# Buy Your Home from Holding Co?



## Islenska (May 4, 2011)

Thought of buying my house from my Holding Co and setting aside portion of cash to pay rent over the years. Save on dividend payout and salary taxation while realizing principle resident rule now instead of the estate settlement. Don't expect house to see much capital gain as we are in the hinterland of Northern Manitoba. Is this a decent idea?


----------



## Islenska (May 4, 2011)

Oops, meant sell my home to Holding Co----damn typewriter!


----------



## Fain (Oct 11, 2009)

i'm also interested in the answer


----------



## OptsyEagle (Nov 29, 2009)

I am sure there is some information you have left out here. Is it safe to assume that the money you want to use for the purchase, is currently inside the holding company, but you do not want to pay the tax involved to get it out.

If not for the above, I cannot see why you would want your holding company to pay tax on the rent it receives from you, and I think it is really early to assume that you will not have any capital gains taxes.


----------



## Cal (Jun 17, 2009)

Probably best to discuss your individual situation with your accountant.


----------



## Islenska (May 4, 2011)

Would have enough in Holdco to buy my house. Last year paid ~$23G in taxes for salaries the wife and I received but this year the accountant wants to go strictly dividend pay-out. It has a large dividend tax credit pool built up already so this idea was to cash in some gains via a different route. The Holdco would pay a higher tax on rental income but the rent amount should not be excessive----a hitch somewhere?


----------



## marina628 (Dec 14, 2010)

I copied and paste your post to my CGA ,her response ....He's nuts - one way ticket. Read what you will into that but I guess it is not a good idea


----------



## omegacanuck (Jun 16, 2011)

There's a few issues with this.

Firstly, when you operate on a non-arms length basis like this (you and your company are related and therefore not subject to normal profit motives), CRA will be more wary of any transactions between the two entities. The rent your company would charge you would have to be the same as if you were renting to an unrelated third party (ie, enough to cover all expenses, contingencies, plus some profit). If your neighbours house is the same as yours and rents for $1500 a month, no renting to yourself for $800.

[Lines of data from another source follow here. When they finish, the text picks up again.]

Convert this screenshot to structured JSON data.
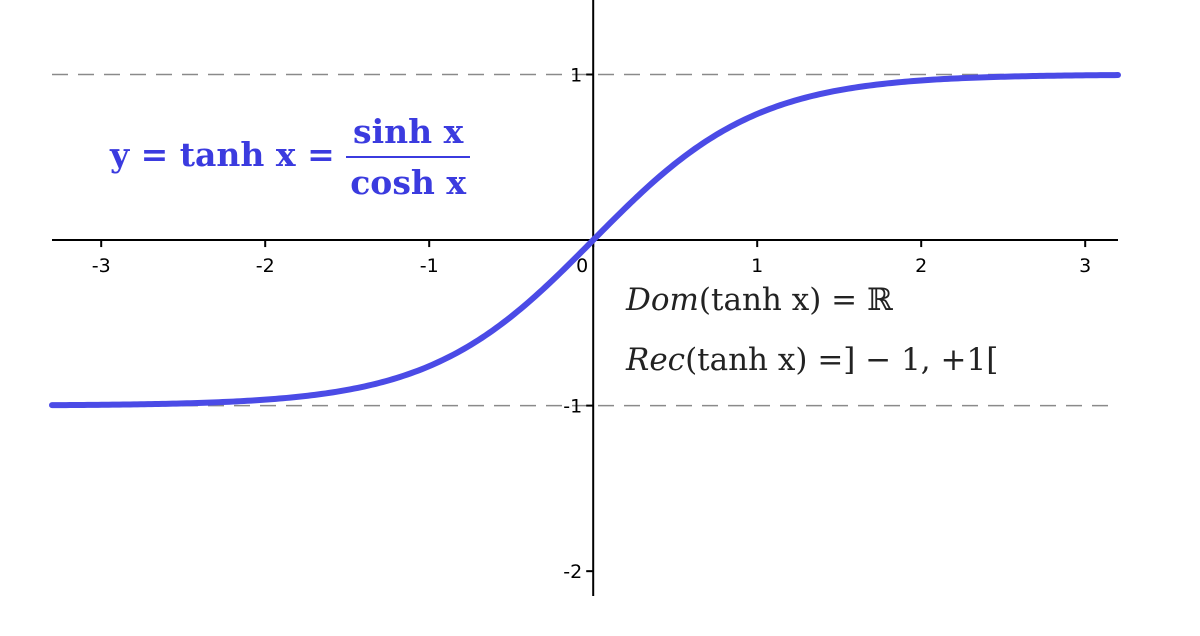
{
  "chart_data": {
    "type": "line",
    "function": "tanh",
    "xlim": [
      -3.3,
      3.2
    ],
    "ylim": [
      -2.15,
      1.45
    ],
    "x_ticks": [
      "-3",
      "-2",
      "-1",
      "0",
      "1",
      "2",
      "3"
    ],
    "y_ticks": [
      "1",
      "-1",
      "-2"
    ],
    "asymptotes": [
      1,
      -1
    ],
    "series": [
      {
        "color": "#4b4be6",
        "x": [
          -3.3,
          -3,
          -2.5,
          -2,
          -1.5,
          -1,
          -0.75,
          -0.5,
          -0.25,
          0,
          0.25,
          0.5,
          0.75,
          1,
          1.5,
          2,
          2.5,
          3,
          3.2
        ],
        "y": [
          -0.997,
          -0.995,
          -0.987,
          -0.964,
          -0.905,
          -0.762,
          -0.635,
          -0.462,
          -0.245,
          0,
          0.245,
          0.462,
          0.635,
          0.762,
          0.905,
          0.964,
          0.987,
          0.995,
          0.997
        ]
      }
    ],
    "equation": {
      "lhs": "y = tanh x = ",
      "numerator": "sinh x",
      "denominator": "cosh x",
      "color": "#3b3bdf"
    },
    "annotations": [
      {
        "func": "Dom",
        "arg": "(tanh x)",
        "rest": " = ℝ"
      },
      {
        "func": "Rec",
        "arg": "(tanh x)",
        "rest": " =] − 1, +1["
      }
    ]
  }
}
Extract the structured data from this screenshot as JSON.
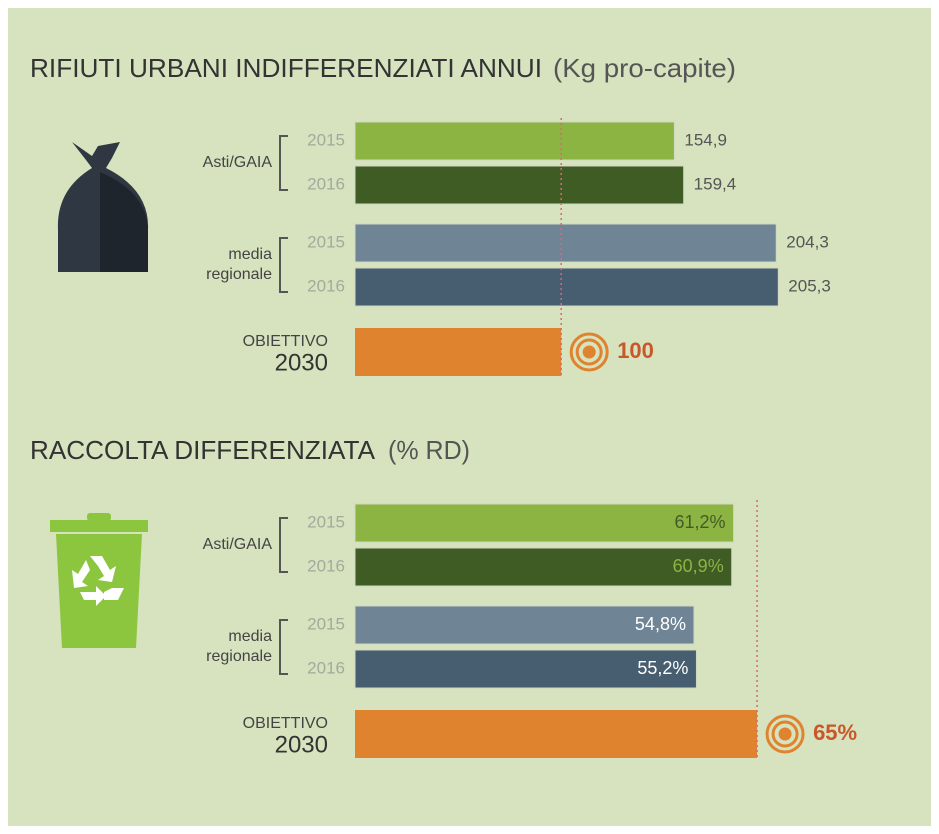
{
  "chart_data": [
    {
      "type": "bar",
      "title": "RIFIUTI URBANI INDIFFERENZIATI ANNUI",
      "subtitle": "(Kg pro-capite)",
      "groups": [
        [
          "Asti/GAIA"
        ],
        [
          "media",
          "regionale"
        ]
      ],
      "categories": [
        "2015",
        "2016",
        "2015",
        "2016"
      ],
      "values": [
        154.9,
        159.4,
        204.3,
        205.3
      ],
      "value_labels": [
        "154,9",
        "159,4",
        "204,3",
        "205,3"
      ],
      "colors": [
        "#8cb443",
        "#3f5c25",
        "#6f8595",
        "#475d70"
      ],
      "label_colors": [
        "#555555",
        "#555555",
        "#555555",
        "#555555"
      ],
      "value_label_position": "outside",
      "target": {
        "label": "OBIETTIVO",
        "year": "2030",
        "value": 100,
        "color": "#e0832f"
      },
      "xlim": [
        0,
        210
      ]
    },
    {
      "type": "bar",
      "title": "RACCOLTA DIFFERENZIATA",
      "subtitle": "(% RD)",
      "groups": [
        [
          "Asti/GAIA"
        ],
        [
          "media",
          "regionale"
        ]
      ],
      "categories": [
        "2015",
        "2016",
        "2015",
        "2016"
      ],
      "values": [
        61.2,
        60.9,
        54.8,
        55.2
      ],
      "value_labels": [
        "61,2%",
        "60,9%",
        "54,8%",
        "55,2%"
      ],
      "colors": [
        "#8cb443",
        "#3f5c25",
        "#6f8595",
        "#475d70"
      ],
      "label_colors": [
        "#3f5c25",
        "#8cb443",
        "#ffffff",
        "#ffffff"
      ],
      "value_label_position": "inside",
      "target": {
        "label": "OBIETTIVO",
        "year": "2030",
        "value": 65,
        "value_label": "65%",
        "color": "#e0832f"
      },
      "xlim": [
        0,
        70
      ]
    }
  ]
}
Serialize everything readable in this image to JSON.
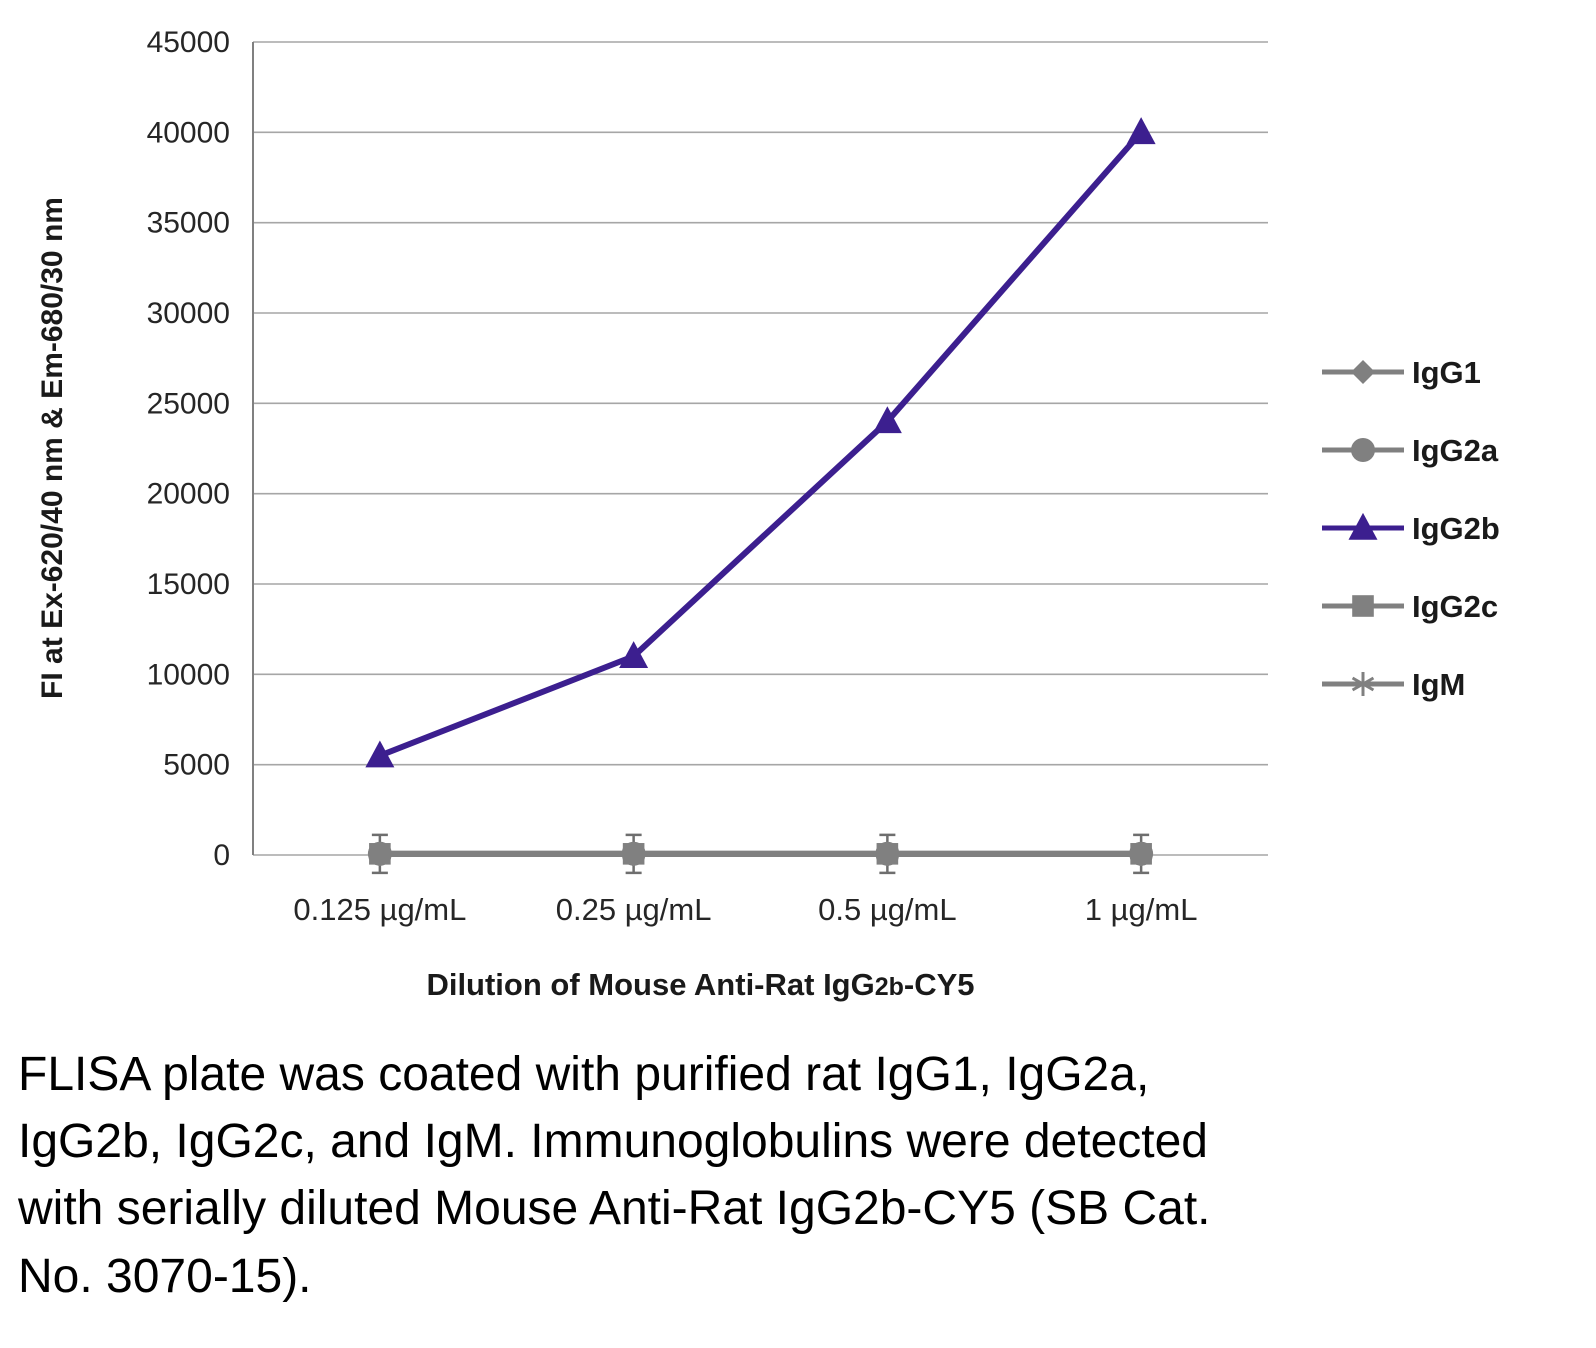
{
  "chart_data": {
    "type": "line",
    "categories": [
      "0.125 µg/mL",
      "0.25 µg/mL",
      "0.5 µg/mL",
      "1 µg/mL"
    ],
    "series": [
      {
        "name": "IgG1",
        "marker": "diamond",
        "color": "#808080",
        "values": [
          60,
          60,
          60,
          60
        ]
      },
      {
        "name": "IgG2a",
        "marker": "circle",
        "color": "#808080",
        "values": [
          70,
          70,
          70,
          70
        ]
      },
      {
        "name": "IgG2b",
        "marker": "triangle",
        "color": "#3C1F8F",
        "values": [
          5500,
          11000,
          24000,
          40000
        ]
      },
      {
        "name": "IgG2c",
        "marker": "square",
        "color": "#808080",
        "values": [
          65,
          65,
          65,
          65
        ]
      },
      {
        "name": "IgM",
        "marker": "star",
        "color": "#808080",
        "values": [
          55,
          55,
          55,
          55
        ]
      }
    ],
    "title": "",
    "ylabel": "FI at Ex-620/40 nm & Em-680/30 nm",
    "xlabel_parts": [
      {
        "t": "Dilution of Mouse Anti-Rat IgG",
        "small": false
      },
      {
        "t": "2b",
        "small": true
      },
      {
        "t": "-CY5",
        "small": false
      }
    ],
    "ylim": [
      0,
      45000
    ],
    "ytick_step": 5000,
    "grid": true,
    "legend_position": "right",
    "grid_color": "#A6A6A6",
    "axis_color": "#808080"
  },
  "caption": "FLISA plate was coated with purified rat IgG1, IgG2a, IgG2b, IgG2c, and IgM.  Immunoglobulins were detected with serially diluted Mouse Anti-Rat IgG2b-CY5 (SB Cat. No. 3070-15)."
}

The money the company makes on the rental is subject to a higher than normal rate of tax in the company. It's considered 'inactive' income and the rates on this can quickly get near 50% tax.

When you finally sell the property down the road, the company would have to pay capital gains tax on any increase in the property, whereas you would be eligible for the principal residence deduction.

The only way I can see that it would make sense is if you think housing is headed for a crash and you wanted to cash out of your house before it happened. Of course, if that's the case, you should just sell your house to a third party and rent, don't leave your company holding the bag.


----------



## Islenska (May 4, 2011)

Omeg--good points, probably not worth the effort to persue.

Marina-your accountant's succinct analysis bears introspection!


----------



## marina628 (Dec 14, 2010)

I pay her by the hour so glad she gets to the point lol.


----------